Dalam menjalankan sebuah acara pernikahan, sebagian besar masyarakat kaltim punya pegangan bahwa wanita harus di kasih jujuran (Suami di wajibkan memberi uang kepada pihak istri sebagai syarat syah menuju pelaminan). Bagi kalangan yang mampu bukan halangan keberadaan budaya jujuran tersebut, namun bagi kalangan yang tidak mampu tentu ada permasalahan sedikit dengan masalah finansial yang diminta pihak keluarga sang istri, apabila tidak dapat memenuhi permintaan keluarga dari calon sang istri.
Memang keberadaan wanita Kaltim terkenal dengan kecantikan yang sungguh luar biasa, sehingga banyak pemuda pendatang maupun pemuda asli daerah yang tergoda dengan kecantikan wanita disana. Sedangkan mengenai budaya jujuran biasanya di nilai dari nasab, kekayaan, kepribadian dan kecantikan sang istri, apabila keempat hal itu sempurna, tentu jujuran bagi sang istri konon bisa mencapai ratusan juta rupiah, namun apabila keempat hal ini kurang dari nilai positif, maka cukup puluhan juta rupiah saja, jadi semua tinggal dari keadaan sang istri yang di sebutkan di atas tadi.

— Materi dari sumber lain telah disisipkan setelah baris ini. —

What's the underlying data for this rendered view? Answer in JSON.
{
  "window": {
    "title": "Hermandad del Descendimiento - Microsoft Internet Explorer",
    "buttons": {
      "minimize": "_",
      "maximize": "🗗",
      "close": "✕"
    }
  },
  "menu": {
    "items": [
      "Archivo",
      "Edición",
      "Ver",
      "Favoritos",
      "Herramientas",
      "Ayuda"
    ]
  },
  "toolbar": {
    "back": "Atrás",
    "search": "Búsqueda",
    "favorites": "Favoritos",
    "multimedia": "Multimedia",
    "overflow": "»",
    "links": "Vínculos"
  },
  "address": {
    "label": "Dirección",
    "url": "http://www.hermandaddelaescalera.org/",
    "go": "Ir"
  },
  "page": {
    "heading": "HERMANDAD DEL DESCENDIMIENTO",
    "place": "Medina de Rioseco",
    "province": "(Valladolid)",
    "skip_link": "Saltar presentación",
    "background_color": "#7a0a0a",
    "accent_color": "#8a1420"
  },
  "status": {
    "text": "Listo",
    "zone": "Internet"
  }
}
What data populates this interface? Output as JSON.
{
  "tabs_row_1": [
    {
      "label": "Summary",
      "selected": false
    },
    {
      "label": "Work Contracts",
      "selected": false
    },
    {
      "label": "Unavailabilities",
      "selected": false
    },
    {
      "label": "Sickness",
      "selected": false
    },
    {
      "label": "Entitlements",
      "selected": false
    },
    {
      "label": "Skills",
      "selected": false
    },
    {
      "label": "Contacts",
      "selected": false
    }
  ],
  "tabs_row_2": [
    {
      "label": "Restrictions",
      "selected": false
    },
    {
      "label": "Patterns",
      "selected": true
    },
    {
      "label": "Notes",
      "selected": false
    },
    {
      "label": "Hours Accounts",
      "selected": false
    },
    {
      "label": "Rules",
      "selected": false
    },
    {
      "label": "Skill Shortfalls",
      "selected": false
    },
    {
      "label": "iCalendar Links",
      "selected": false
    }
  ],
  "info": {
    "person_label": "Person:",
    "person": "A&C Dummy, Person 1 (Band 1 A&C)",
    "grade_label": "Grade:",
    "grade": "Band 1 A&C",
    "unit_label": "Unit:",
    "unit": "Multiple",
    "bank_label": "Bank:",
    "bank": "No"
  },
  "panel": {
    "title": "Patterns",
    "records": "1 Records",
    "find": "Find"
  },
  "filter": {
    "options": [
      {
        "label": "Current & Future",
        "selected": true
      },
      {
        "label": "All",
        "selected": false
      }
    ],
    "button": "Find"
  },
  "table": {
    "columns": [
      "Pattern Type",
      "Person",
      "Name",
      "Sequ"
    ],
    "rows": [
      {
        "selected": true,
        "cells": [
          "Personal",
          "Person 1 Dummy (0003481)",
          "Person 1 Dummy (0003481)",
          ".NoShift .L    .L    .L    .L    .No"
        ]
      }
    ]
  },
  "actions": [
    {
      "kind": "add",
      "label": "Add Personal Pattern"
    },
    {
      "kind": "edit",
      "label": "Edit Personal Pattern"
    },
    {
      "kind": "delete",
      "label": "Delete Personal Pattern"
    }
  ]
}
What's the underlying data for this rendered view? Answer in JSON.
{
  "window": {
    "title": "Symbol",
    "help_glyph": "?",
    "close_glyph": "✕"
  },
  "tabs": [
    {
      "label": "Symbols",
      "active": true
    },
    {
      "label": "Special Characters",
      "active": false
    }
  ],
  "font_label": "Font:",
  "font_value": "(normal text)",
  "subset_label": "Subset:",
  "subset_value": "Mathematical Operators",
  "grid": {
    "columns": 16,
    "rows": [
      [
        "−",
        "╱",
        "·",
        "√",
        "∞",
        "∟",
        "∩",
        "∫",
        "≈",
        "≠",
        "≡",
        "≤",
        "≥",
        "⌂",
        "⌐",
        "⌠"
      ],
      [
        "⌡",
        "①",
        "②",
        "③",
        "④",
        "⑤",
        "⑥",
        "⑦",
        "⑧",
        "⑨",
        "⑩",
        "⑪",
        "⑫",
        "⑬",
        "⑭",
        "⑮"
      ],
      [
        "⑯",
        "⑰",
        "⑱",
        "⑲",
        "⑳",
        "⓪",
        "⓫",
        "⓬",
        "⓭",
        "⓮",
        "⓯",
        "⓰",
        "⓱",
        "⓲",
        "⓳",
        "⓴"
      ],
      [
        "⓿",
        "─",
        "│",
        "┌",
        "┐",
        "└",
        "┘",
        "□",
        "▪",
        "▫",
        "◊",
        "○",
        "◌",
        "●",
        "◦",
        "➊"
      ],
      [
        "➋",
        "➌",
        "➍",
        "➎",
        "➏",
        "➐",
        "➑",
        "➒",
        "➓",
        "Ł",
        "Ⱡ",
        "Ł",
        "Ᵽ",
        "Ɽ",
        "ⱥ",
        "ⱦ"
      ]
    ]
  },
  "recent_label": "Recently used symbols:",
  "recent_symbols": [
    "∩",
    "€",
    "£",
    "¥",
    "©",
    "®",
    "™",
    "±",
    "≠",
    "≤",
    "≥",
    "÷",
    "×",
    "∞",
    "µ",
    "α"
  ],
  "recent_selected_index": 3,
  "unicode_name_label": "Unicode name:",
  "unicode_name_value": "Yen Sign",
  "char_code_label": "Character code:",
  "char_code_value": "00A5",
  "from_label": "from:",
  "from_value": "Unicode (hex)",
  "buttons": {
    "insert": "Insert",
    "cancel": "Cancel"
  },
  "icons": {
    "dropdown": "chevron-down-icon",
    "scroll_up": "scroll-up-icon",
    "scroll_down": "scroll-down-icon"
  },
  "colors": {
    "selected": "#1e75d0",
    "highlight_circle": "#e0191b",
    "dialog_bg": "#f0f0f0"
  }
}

Kalau kita melihat budaya pernikahan di Kaltim, tentu menjadi peristiwa yang bisa di bilang unik di banding daerah lain, namun ada yang unik bagi masyarakat pendatang di Kaltim, ternyata ada sebagian yang mengikuti budaya jujuran, padahal dia bukan warga asli dari masyarakat Kaltim dan mungkin saja ini merupakan suatu proses pertukaran budaya antar pendatang dan pribumi dalam merekam sebuah fakta budaya, sehingga menjadikan peniruan atau di tiru sebuah budaya di tengah-tengah kehidupan masyarakat Kaltim.